更に成立学園。今試合最初のビックチャンスを迎える。後方からのロングボールに相手と並走した11番窪田稜が先にボールを触りフリーで抜け出す。すぐさまボレーでシュートまでいくがコースが甘くGKに当ててしまう。

 一方、ピンチを防いだ駒澤大学高等学校がワンチャンスでゲームを動かす。19分に左サイドからのFKにキッカー9番椛澤陸が左足で蹴ったボールは放物線を描いて19番池間敦也の頭にドンピシャリ。今度はしっかりと叩いたボールはGKの手をはじきゴールネットの内側には入り先制点。流れを渡しても我慢強く耐えワンチャンスを掴む駒澤大学高等学校の強さがゴールを生んだ。
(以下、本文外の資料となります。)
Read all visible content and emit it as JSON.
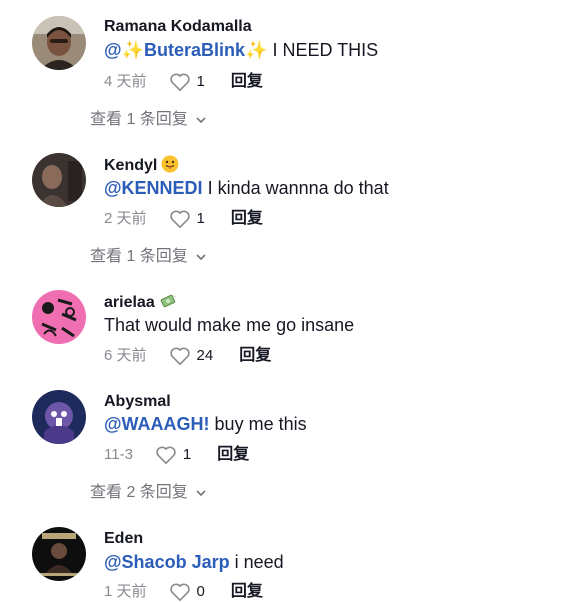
{
  "comments": [
    {
      "username": "Ramana Kodamalla",
      "mention_prefix": "@",
      "mention_name": "ButeraBlink",
      "text": " I NEED THIS",
      "time": "4 天前",
      "likes": "1",
      "reply_label": "回复",
      "view_replies": "查看 1 条回复"
    },
    {
      "username": "Kendyl",
      "mention": "@KENNEDI",
      "text": " I kinda wannna do that",
      "time": "2 天前",
      "likes": "1",
      "reply_label": "回复",
      "view_replies": "查看 1 条回复"
    },
    {
      "username": "arielaa",
      "text": "That would make me go insane",
      "time": "6 天前",
      "likes": "24",
      "reply_label": "回复"
    },
    {
      "username": "Abysmal",
      "mention": "@WAAAGH!",
      "text": " buy me this",
      "time": "11-3",
      "likes": "1",
      "reply_label": "回复",
      "view_replies": "查看 2 条回复"
    },
    {
      "username": "Eden",
      "mention": "@Shacob Jarp",
      "text": " i need",
      "time": "1 天前",
      "likes": "0",
      "reply_label": "回复"
    }
  ],
  "colors": {
    "mention": "#2b5db9",
    "text": "#161823",
    "muted": "#8a8b91"
  }
}
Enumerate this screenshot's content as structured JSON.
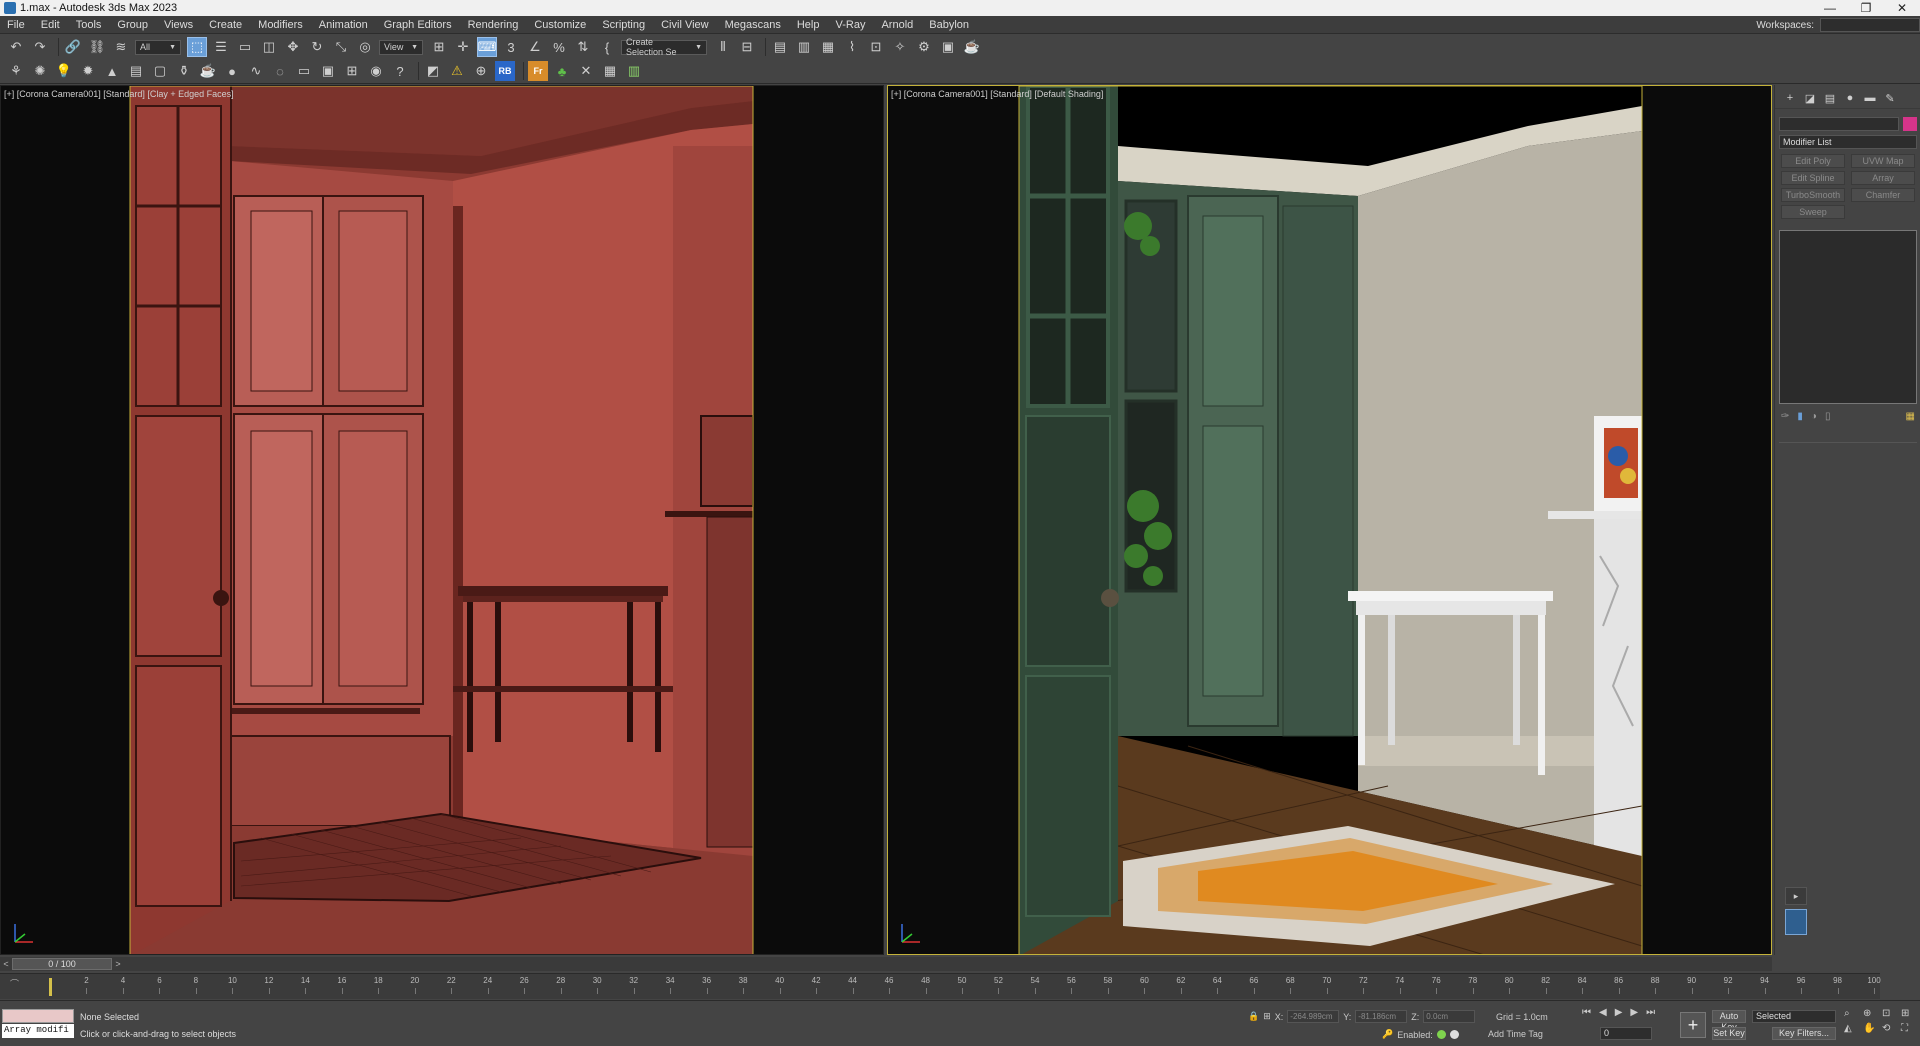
{
  "window": {
    "title": "1.max - Autodesk 3ds Max 2023",
    "controls": [
      "—",
      "❐",
      "✕"
    ]
  },
  "menu": {
    "items": [
      "File",
      "Edit",
      "Tools",
      "Group",
      "Views",
      "Create",
      "Modifiers",
      "Animation",
      "Graph Editors",
      "Rendering",
      "Customize",
      "Scripting",
      "Civil View",
      "Megascans",
      "Help",
      "V-Ray",
      "Arnold",
      "Babylon"
    ],
    "workspaces_label": "Workspaces:"
  },
  "toolbar": {
    "filter_value": "All",
    "refcoord_value": "View",
    "selection_set_value": "Create Selection Se",
    "rb_label": "RB",
    "fr_label": "Fr"
  },
  "viewports": {
    "left": {
      "label": "[+] [Corona Camera001] [Standard] [Clay + Edged Faces]"
    },
    "right": {
      "label": "[+] [Corona Camera001] [Standard] [Default Shading]"
    }
  },
  "command_panel": {
    "modifier_list": "Modifier List",
    "modifier_buttons": [
      "Edit Poly",
      "UVW Map",
      "Edit Spline",
      "Array",
      "TurboSmooth",
      "Chamfer",
      "Sweep"
    ],
    "accent_color": "#d6348a"
  },
  "timeline": {
    "slider_label": "0 / 100",
    "ticks": [
      "2",
      "4",
      "6",
      "8",
      "10",
      "12",
      "14",
      "16",
      "18",
      "20",
      "22",
      "24",
      "26",
      "28",
      "30",
      "32",
      "34",
      "36",
      "38",
      "40",
      "42",
      "44",
      "46",
      "48",
      "50",
      "52",
      "54",
      "56",
      "58",
      "60",
      "62",
      "64",
      "66",
      "68",
      "70",
      "72",
      "74",
      "76",
      "78",
      "80",
      "82",
      "84",
      "86",
      "88",
      "90",
      "92",
      "94",
      "96",
      "98",
      "100"
    ],
    "current_frame": 0
  },
  "status": {
    "maxscript_text": "Array modifi",
    "selection_text": "None Selected",
    "prompt_text": "Click or click-and-drag to select objects",
    "x_label": "X:",
    "x_value": "-264.989cm",
    "y_label": "Y:",
    "y_value": "-81.186cm",
    "z_label": "Z:",
    "z_value": "0.0cm",
    "grid_text": "Grid = 1.0cm",
    "enabled_label": "Enabled:",
    "add_time_tag": "Add Time Tag",
    "frame_value": "0",
    "auto_key": "Auto Key",
    "set_key": "Set Key",
    "selected_dropdown": "Selected",
    "key_filters": "Key Filters..."
  }
}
 GKからのポゼッションの成立学園。耐えてツートップの良さを生かす駒澤大学高等学校の構図は変わらず、客観的に見ると成立学園が有利に見えるが駒澤大学高等学校も自分達の闘い方を整理しており、自陣3分の1からの守りを徹底している。39分にここまで前線で運動量豊富に攻撃陣を引っ張る成立学園10番佐久間峻希が左サイドからスルーパス。11番窪田稜スピードを生かしGKと1対1に。ほんの少しタッチが大きくなり、GKとの間合いで放ったシュートはビックセーブとなり同点とはならず。前半で追い付きたかった成立学園だか勝負は後半へ。

 後半もボール保持は成立学園。ビルドアップで相手FWとMFのギャップでボランチがうまく受けるところまではいくが相手陣地内でのDFとMFのギャップではうまくボール引き出すことができず、疲労からか前線の動き出しも減り始め攻撃が遅れてしまう場面が増える。更に前線にボールを入れる駒澤大学高等学校だが成立学園のCBコンビ村上渉と照山颯人が空中戦で奮闘し地上戦では相手ツートップに仕事はさせずしっかりと攻撃につなぐ。

 後半半ばを過ぎると前半から飛ばしていた駒澤大学高等学校の選手が足を攣り始め更に成立がゴールに襲い掛かる時間が増える。ラスト15分は攻める成立学園、守る駒澤大学高等学校でハーフコートゲームのようになるが、全員守備の駒澤大学高等学校の壁は厚く、1-0で試合終了。最後まで自分たちの軸がブレなかった駒澤大学高等学校が自分たちの土俵に引きずり込みここ数年で身に付けつつある勝負強さを見せた結果となった。